When deploying a Sawmills Collector, it is crucial to plan for capacity to ensure optimal performance and reliability. Proper capacity planning helps prevent bottlenecks, ensures consistent data processing, and enables cost-effective scaling as your telemetry volume grows.

The Sawmills Collector is architected for horizontal scaling to handle enterprise-scale data volumes efficiently.

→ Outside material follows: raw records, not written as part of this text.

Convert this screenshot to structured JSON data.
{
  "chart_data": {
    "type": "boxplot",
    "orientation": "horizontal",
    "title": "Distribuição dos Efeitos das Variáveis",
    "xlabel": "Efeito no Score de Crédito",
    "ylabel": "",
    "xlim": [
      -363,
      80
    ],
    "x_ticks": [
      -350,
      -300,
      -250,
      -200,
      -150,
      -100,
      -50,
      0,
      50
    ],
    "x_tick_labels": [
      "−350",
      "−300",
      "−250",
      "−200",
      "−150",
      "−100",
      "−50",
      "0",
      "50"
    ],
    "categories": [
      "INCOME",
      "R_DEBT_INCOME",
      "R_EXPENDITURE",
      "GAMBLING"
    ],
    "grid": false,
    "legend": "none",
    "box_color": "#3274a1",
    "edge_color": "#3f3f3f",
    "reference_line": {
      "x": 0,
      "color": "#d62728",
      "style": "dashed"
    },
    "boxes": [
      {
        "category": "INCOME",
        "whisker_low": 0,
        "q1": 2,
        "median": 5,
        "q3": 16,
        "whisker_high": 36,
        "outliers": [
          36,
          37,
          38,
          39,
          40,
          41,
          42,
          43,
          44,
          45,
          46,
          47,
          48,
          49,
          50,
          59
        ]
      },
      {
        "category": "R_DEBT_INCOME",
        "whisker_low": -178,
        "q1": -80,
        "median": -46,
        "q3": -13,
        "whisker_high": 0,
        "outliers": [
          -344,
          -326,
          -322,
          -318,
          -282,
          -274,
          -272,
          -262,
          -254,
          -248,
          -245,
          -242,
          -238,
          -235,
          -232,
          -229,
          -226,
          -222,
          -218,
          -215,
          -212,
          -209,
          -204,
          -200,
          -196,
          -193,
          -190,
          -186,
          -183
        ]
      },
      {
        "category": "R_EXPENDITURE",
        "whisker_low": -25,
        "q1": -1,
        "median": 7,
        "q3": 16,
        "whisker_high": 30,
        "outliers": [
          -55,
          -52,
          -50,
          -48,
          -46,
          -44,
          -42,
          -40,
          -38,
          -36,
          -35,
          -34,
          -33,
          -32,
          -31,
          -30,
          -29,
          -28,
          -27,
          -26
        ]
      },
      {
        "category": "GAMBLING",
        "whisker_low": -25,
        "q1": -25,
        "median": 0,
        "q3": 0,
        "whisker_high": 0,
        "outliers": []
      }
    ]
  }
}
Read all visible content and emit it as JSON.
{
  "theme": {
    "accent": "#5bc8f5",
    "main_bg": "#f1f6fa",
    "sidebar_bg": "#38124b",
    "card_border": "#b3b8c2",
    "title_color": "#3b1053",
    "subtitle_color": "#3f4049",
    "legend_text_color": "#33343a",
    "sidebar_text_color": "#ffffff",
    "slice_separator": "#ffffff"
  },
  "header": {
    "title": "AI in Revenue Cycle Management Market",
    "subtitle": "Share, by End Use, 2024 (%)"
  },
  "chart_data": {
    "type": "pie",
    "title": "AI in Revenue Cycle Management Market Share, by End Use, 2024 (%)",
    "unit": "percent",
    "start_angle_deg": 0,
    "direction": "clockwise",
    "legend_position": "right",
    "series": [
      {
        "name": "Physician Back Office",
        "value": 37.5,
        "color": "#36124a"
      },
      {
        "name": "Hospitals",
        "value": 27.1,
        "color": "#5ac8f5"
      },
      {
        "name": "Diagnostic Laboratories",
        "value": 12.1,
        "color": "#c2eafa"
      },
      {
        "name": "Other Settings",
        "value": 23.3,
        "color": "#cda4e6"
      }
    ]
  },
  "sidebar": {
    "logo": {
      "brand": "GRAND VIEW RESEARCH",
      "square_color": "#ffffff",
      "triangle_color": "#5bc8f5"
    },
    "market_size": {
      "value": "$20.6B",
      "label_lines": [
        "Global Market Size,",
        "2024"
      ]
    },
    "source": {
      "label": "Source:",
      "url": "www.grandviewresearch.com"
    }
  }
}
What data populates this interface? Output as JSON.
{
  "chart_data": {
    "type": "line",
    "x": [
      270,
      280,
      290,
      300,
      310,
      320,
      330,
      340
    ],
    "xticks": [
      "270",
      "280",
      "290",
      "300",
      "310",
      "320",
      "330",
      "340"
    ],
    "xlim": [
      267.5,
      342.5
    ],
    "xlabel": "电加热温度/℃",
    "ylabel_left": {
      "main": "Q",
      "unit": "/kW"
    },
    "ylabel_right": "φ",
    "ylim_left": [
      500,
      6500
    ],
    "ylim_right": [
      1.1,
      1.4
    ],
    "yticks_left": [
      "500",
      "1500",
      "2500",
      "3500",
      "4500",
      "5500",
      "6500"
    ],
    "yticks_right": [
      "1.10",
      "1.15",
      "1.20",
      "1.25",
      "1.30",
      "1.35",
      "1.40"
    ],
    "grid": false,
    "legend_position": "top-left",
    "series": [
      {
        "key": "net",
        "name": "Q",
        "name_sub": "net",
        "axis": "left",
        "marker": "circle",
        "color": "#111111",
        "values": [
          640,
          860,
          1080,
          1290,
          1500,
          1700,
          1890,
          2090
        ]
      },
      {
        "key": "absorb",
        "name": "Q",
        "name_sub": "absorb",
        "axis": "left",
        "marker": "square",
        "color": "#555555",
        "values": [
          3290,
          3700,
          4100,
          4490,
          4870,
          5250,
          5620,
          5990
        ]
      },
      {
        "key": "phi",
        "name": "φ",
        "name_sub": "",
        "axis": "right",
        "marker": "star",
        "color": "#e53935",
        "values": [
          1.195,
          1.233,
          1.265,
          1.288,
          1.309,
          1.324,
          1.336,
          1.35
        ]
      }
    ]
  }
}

Under default configuration with 4 CPU cores and no processors, a single collector instance can process approximately **14 million logs per day**, providing a solid foundation for most production workloads.

## Kubernetes Resource Requirements

We recommend allocating at least **4 vCPUs and 3 GiB memory per node as a kubernetes limit with a minimum (kubernetes request) of 1 vCPU and 1 GiB memory**.

### AWS Instance Types

The collector runs best on Graviton-based instances, preferably: **M7g, M6g**

We also support amd64/x86\_64 architectures (less performant), such as: **M7i, M6i, M6a**

### Azure Instance Types

For Azure deployments, we recommend the following instance types based on workload requirements:

* **D4s\_v5**: 4 vCPUs, 16 GB RAM - Ideal for moderate telemetry volumes
* **D8s\_v5**: 8 vCPUs, 32 GB RAM - Suitable for high telemetry volumes

### Google Cloud Platform (GCP) Instance Types

For GCP deployments, we recommend the following machine types:

* **n2-standard-4**: 4 vCPUs, 16 GB RAM - Ideal for moderate telemetry volumes
* **n2-standard-8**: 8 vCPUs, 32 GB RAM - Suitable for high telemetry volumes

### Collector Sizing Table

You can reference this table as a starting point for collector system requirements. The resource recommendations do not consider multiple exporters or processors.

| Telemetry Throughput | Logs / second | Collectors |
| -------------------- | ------------- | ---------- |
| 5 GiB/m              | 130,000       | 1          |
| 10 GiB/m             | 260,000       | 2          |
| 20 GiB/m             | 520,000       | 4          |
| 40 GiB/m             | 1,040,000     | 8          |
| 80 GiB/m             | 2,080,000     | 16         |
| 160 GiB/m            | 4,160,000     | 32         |
| 320 GiB/m            | 8,320,000     | 64         |
| 640 GiB/m            | 16,640,000    | 128        |
| 1,280 GiB/m          | 33,280,000    | 256        |
| 2,560 GiB/m          | 66,560,000    | 512        |

## Fault Tolerance and High Availability

**Over-provisioning is essential** for maintaining service continuity. We recommend maintaining **20-30% additional capacity** beyond your baseline requirements to ensure your collector fleet can handle:

* **Node failures**: When one or more collector instances fail unexpectedly
* **Maintenance windows**: Planned downtime for updates, patches, or infrastructure changes
* **Traffic spikes**: Sudden increases in telemetry volume during peak usage periods
* **Rolling deployments**: Zero-downtime updates that temporarily reduce available capacity

This buffer ensures that your remaining collectors can seamlessly absorb the workload without dropping data or experiencing performance degradation.

When dealing with a fixed number of collectors, you can scale their CPU and memory vertically in order to increase throughput. See collector sizing table above.